Skip to main content

Omaha Magazine

A Track’s Trek Through the Garden

Jan 08, 2016 04:33PM ● By Ryan Borchers

A train’s song is iconic, and with the flip of a switch, Jerry Paladino’s garden railroad roars to life. When not in use, the cars and engines live on shelves that line the walls of his garage. From there, they chug through a tunnel in the wall, out to the backyard and on to elevated tracks.

“I had to do a lot of talking to knock a hole into a brand-new house,” Paladino says. “My wife is very understanding.”

Trains run through Paladino’s blood. His own father was an employee of Railway Express Agency and Union Pacific, and Paladino fondly remembers riding the California Zephyr in the 1960s.

Garden-Train-1

Today, rather than riding his father’s magic carpet made of steel, he operates N-scale models. Perhaps it was natural he became enamored with garden railroads when he was invited to see the layout of a track run by the Gold Creek Railroad. It included hand-cut ties, hand-spiked rails, and a painted background.

“It just kind of blew me away,” he says. “It was just amazing. Museum-quality.”

Paladino started with his garden railroad hobby in the early 1990s. Indeed, garden railroading is a popular hobby across the country, and Paladino is a member, and serves as the current president of the River City Railroaders Club.

An outdoor railroad with tracks of brass and UV-resistant plastic ties curves through the garden. Trains with classic looks from U.P., Burlington Northern, and other railroads run along a track laid around the edge of a raised concrete planter. The planter, measuring 15 feet by 50 feet, houses a garden of miniaturized plants and model buildings.

Garden-Train-2

The model buildings are both scratch- and kit-built and the layout features figurines of people and animals. There’s a water tower, a gazebo that lights up at night, and a golden spike where Paladino laid the last of the track. Many buildings sport signage and name tags noting Paladino’s family members, including his wife and grandchildren.

It takes tender care for these trains to roll past houses, farms, and fields. Paladino can’t use weed killer for the health of the garden’s miniature evergreens, roses, chrysanthemums, and other plants.
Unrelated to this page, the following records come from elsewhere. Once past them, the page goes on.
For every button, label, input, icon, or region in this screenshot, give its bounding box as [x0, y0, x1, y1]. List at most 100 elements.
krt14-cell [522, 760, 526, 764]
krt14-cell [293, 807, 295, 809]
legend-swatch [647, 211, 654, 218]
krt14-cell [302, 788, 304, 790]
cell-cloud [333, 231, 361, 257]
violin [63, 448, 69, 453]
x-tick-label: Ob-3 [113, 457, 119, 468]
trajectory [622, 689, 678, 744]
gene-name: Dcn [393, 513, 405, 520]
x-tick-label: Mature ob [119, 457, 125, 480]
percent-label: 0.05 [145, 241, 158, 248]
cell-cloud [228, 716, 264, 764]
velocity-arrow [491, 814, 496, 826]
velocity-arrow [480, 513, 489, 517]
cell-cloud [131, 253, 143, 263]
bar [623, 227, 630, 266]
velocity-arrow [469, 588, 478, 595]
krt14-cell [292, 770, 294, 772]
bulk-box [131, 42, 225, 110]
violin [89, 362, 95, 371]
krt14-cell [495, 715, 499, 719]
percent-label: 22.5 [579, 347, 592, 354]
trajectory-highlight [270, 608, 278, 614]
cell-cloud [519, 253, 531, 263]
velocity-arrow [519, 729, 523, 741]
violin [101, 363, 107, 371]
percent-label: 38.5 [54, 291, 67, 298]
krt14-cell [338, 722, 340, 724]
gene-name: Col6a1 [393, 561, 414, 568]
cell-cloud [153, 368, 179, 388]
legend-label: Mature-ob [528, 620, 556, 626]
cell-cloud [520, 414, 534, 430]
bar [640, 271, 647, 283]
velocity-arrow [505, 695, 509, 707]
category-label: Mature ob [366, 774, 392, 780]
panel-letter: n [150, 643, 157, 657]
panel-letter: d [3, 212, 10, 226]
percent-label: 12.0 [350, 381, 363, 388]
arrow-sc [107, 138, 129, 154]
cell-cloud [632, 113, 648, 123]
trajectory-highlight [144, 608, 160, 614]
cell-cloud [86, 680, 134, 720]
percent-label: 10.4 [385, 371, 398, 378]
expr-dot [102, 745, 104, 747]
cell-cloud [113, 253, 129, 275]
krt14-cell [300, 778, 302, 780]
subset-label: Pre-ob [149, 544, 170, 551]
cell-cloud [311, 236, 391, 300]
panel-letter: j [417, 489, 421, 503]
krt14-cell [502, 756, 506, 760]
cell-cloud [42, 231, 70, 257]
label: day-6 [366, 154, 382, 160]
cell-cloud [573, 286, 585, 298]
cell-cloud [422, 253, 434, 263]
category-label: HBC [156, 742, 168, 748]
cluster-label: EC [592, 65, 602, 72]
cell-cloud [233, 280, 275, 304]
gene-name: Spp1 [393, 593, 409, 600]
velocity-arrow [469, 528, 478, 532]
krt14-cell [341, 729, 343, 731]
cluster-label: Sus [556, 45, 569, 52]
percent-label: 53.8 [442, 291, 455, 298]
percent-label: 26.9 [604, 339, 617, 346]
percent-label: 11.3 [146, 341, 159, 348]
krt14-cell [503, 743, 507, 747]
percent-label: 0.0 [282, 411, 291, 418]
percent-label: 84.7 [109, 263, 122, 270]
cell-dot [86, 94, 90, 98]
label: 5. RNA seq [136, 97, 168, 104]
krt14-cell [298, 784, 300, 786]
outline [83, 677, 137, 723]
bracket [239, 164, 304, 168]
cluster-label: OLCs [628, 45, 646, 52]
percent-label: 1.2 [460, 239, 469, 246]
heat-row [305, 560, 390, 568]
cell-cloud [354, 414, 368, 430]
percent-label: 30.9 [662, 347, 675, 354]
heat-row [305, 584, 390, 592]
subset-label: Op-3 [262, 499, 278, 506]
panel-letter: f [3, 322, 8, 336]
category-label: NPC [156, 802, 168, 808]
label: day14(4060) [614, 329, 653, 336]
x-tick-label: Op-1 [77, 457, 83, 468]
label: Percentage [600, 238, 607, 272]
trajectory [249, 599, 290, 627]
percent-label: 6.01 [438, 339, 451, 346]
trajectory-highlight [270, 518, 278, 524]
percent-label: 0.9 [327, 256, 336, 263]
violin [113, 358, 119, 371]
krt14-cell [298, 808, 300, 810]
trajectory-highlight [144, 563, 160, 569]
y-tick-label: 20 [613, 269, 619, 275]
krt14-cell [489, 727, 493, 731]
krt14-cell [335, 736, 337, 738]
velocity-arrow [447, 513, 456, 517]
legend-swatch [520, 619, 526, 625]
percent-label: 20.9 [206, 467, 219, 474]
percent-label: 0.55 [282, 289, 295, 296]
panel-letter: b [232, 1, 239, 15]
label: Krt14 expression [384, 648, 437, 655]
The trains can run in all weather and temperatures so long as they have traction and the rails are clean and clear, but the track requires rebalancing from time to time.

“You gotta trim, you gotta prune, you gotta pull weeds,” Paladino says. “There’s always something out there to repair.”

For Paladino, the building and construction is his favorite part of the hobby, although he does enjoy conducting the trains for his grandchildren, who in turn enjoy racing toy cars along the track.

Some enthusiasts like to make their tracks adjustable, but Paladino prefers to keep his permanent.

“I put the tracks and the main lines up against the outside edge of the layout,” he says. “It’s completely flat, there’s no grade to it at all. That’s how I like it.”

One thing is certain—that constant clacking of the wheels on the tracks take him to far away places.

“I just turn it on and sit in a lawn chair and watch it run.”

And then the rhythm of the rails is all he feels.